Journal of Cardiovascular Pharmacology, 2011
Our studies in the mRen2.Lewis female rat, an angiotensin II-and estrogen-dependent model of hypertension, revealed that chronic activation of estrogen receptor GPR30 markedly reduces blood pressure in ovariectomized females. The present studies measured acute vasodilation to the selective GPR30 agonist G-1 and 17-β-estradiol (10 -9 to 10 -5.5 M) in isolated aortic rings and mesenteric arteries from intact mRen2.Lewis females. Maximal relaxation was greater in mesenteric vessels versus the aorta for both G-1 (47 ± 8% vs. 80 ± 5% of phenylephrine preconstriction, P < 0.001) and estradiol (42 ± 7% vs. 83 ± 4% of phenylephrine preconstriction, P < 0.001).

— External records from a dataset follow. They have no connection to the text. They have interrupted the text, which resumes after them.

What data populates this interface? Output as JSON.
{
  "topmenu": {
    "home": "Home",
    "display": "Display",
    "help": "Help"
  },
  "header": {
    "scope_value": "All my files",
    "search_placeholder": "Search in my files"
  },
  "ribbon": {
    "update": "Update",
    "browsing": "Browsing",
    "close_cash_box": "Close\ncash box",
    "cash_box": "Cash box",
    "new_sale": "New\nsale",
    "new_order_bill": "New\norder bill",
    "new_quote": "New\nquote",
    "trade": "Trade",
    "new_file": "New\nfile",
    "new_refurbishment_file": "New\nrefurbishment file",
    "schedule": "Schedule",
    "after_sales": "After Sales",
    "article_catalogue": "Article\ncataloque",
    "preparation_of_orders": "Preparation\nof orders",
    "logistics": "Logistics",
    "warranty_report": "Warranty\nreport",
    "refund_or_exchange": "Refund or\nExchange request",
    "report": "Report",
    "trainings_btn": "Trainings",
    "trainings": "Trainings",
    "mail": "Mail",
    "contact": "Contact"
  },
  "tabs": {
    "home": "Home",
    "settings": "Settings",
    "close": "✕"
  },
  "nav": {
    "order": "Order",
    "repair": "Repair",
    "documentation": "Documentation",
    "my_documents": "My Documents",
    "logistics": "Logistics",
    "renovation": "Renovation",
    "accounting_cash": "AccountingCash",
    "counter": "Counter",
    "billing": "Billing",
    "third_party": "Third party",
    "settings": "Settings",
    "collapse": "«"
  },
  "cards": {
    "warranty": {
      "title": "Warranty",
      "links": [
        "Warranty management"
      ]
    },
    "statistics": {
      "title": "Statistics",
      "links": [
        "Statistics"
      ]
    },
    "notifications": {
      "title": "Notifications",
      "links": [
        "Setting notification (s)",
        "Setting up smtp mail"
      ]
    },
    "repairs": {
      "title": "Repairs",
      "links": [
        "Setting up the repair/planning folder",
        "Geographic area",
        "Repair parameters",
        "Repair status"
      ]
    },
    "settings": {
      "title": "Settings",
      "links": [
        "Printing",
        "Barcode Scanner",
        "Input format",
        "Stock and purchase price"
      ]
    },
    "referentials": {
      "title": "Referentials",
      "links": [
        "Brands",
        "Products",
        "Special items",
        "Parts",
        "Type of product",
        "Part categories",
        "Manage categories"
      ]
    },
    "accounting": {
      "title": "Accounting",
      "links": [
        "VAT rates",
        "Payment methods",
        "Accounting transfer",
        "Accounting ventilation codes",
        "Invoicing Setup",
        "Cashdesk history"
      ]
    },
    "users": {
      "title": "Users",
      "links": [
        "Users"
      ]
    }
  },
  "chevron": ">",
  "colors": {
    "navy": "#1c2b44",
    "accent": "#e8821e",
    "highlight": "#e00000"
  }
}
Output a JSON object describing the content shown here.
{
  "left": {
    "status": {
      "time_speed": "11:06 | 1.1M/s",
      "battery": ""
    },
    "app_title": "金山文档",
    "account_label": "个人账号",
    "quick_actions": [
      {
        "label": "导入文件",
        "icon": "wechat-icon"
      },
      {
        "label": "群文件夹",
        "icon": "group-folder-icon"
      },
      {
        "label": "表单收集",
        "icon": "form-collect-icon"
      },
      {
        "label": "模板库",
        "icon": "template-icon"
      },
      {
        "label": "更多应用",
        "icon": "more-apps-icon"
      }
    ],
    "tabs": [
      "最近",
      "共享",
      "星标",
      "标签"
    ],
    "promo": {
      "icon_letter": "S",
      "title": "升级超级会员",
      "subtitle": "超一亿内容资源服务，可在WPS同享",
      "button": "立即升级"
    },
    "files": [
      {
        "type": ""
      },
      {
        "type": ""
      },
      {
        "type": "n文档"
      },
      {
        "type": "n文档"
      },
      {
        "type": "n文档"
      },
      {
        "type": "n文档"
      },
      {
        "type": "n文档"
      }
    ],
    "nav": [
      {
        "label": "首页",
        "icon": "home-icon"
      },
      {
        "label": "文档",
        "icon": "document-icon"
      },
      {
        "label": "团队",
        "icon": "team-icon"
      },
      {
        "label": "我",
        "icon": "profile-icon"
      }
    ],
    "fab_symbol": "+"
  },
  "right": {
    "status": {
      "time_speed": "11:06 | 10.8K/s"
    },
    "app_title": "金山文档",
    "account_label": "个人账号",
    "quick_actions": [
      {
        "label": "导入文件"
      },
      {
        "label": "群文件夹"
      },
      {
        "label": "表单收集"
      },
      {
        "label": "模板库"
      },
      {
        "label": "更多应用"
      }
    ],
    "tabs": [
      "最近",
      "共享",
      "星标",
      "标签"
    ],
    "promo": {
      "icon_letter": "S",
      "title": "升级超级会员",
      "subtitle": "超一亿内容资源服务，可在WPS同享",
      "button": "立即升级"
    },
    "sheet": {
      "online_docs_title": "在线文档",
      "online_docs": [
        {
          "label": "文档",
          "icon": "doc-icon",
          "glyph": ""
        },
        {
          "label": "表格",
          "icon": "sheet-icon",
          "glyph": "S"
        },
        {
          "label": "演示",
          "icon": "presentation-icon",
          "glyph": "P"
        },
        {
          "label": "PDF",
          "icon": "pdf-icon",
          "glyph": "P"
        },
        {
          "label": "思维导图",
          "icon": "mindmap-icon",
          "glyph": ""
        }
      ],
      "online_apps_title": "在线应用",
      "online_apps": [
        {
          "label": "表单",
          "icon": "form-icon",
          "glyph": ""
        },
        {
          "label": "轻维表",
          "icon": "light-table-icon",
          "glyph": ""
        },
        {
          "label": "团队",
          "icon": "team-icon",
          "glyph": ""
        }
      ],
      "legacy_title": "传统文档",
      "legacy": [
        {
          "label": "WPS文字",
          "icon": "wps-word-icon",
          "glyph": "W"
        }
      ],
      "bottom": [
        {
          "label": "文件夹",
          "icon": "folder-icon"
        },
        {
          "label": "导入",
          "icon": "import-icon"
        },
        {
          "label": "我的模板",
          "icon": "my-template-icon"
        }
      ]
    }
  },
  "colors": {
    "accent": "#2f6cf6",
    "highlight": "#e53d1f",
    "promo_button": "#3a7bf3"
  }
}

The GPR30 antagonist G15 attenuated the response to both estradiol and G-1. Removal of the endothelium or pretreatment with L-NAME partially attenuated vasorelaxation. Responses were not altered in mesenteric vessels from ovariectomized females. Immunohistochemical analysis revealed GPR30 expression in mesenteric endothelial and smooth muscle cells, and smooth muscle expression was confirmed in cultured cells. We conclude that estradiol-induced relaxation in conduit and resistance vessels from mRen2.Lewis females may be mediated by the novel estrogen receptor GPR30. The direct vasodilatory response of G-1 in resistance vessels presents one mechanism for the reduction in blood pressure induced by chronic G-1 administration.